Lo primero es tener en cuenta que una fruta que será envuelta o bañada con chocolate, deben ser de textura firme, no demasiado maduras, a menos que se haga una mermelada o confitura con ella para rellenar bombones.

Los chocolates oscuros o amargos, más de 50% de cacao, van muy bien con frutas de sabor fresco, cítricos como moras, fresas, frambuesas y gajos de naranja.

Puedes probar esta combinación con una sabrosa receta de fresas rellenas con Amaretto y cubiertas con chocolate y una indiscutible copa de champaña.

Las manzanas y peras van muy bien con los chocolates de intensidad media, 40% a 50%, y se pueden hacer más apetitosas  agregando una capa de frutos secos, nueces o almendras tostadas.

Frutas y chocolate ¡Toda una delicia!

El chocolate de leche o de cobertura tiene un mínimo de 30% de cacao, es perfecto con frutos deshidratados, bayas y frutas de sabores dulzones como ciruelas.

Bien puedes colocar el chocolate sobre los frutos secos, o también incorporarlo como parte de la receta.
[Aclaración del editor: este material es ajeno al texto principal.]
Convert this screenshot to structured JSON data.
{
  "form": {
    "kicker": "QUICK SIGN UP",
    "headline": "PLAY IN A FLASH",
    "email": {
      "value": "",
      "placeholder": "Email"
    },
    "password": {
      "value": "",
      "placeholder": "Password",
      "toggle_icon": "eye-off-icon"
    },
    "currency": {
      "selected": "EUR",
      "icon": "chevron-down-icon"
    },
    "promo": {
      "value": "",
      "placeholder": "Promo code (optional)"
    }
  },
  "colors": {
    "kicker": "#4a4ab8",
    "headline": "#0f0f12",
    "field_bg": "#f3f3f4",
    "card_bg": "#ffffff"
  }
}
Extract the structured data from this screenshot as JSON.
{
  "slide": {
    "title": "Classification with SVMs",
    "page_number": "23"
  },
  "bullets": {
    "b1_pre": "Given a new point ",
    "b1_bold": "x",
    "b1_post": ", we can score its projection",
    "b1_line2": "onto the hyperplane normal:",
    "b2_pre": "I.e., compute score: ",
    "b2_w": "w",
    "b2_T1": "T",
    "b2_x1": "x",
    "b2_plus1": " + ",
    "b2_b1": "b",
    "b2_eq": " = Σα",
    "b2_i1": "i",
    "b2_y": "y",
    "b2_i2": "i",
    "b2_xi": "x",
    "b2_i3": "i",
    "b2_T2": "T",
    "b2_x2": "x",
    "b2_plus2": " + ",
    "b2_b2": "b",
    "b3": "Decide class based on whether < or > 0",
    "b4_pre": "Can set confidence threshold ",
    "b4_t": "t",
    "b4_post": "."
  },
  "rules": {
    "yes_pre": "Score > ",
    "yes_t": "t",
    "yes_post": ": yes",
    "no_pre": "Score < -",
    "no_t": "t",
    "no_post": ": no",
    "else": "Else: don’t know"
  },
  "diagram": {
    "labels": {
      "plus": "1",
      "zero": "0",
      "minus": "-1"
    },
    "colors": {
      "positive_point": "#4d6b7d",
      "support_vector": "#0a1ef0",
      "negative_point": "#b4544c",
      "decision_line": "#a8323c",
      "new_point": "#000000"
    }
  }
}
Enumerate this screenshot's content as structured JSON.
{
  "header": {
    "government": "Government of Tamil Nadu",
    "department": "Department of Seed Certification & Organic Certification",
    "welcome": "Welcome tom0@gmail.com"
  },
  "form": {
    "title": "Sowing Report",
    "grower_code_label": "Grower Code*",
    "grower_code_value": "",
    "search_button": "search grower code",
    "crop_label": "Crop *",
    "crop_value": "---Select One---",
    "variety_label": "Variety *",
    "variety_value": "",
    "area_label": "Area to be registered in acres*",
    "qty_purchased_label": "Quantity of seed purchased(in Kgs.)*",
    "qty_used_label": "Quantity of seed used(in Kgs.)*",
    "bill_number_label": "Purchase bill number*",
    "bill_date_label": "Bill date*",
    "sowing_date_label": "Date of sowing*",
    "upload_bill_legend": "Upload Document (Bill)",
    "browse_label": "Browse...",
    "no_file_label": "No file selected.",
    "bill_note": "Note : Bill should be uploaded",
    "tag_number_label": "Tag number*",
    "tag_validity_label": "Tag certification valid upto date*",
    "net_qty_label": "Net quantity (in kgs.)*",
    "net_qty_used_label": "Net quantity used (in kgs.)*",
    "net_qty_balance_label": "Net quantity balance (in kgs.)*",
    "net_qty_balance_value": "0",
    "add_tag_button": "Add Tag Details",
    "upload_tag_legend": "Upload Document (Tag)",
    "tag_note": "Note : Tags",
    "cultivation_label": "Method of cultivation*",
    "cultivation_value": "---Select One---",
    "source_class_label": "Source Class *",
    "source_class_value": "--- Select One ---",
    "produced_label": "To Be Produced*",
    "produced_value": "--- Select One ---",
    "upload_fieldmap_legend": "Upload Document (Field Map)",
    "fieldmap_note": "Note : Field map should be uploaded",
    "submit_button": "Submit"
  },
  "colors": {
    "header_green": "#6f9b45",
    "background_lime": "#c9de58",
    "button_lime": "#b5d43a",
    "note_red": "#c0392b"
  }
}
Esta granola de chocolate es la muestra perfecta de esta sublime combinación de sabores.

El chocolate blanco es uno de los más neutros, con sabores un poco más lácteos, van bien con casi todo tipo de frutas, excepto algunas muy acuosas como el melón o patilla, de hecho esta última no iría con ninguno. Prueba la combinación de sabores con este suculento fondue de chocolate blanco.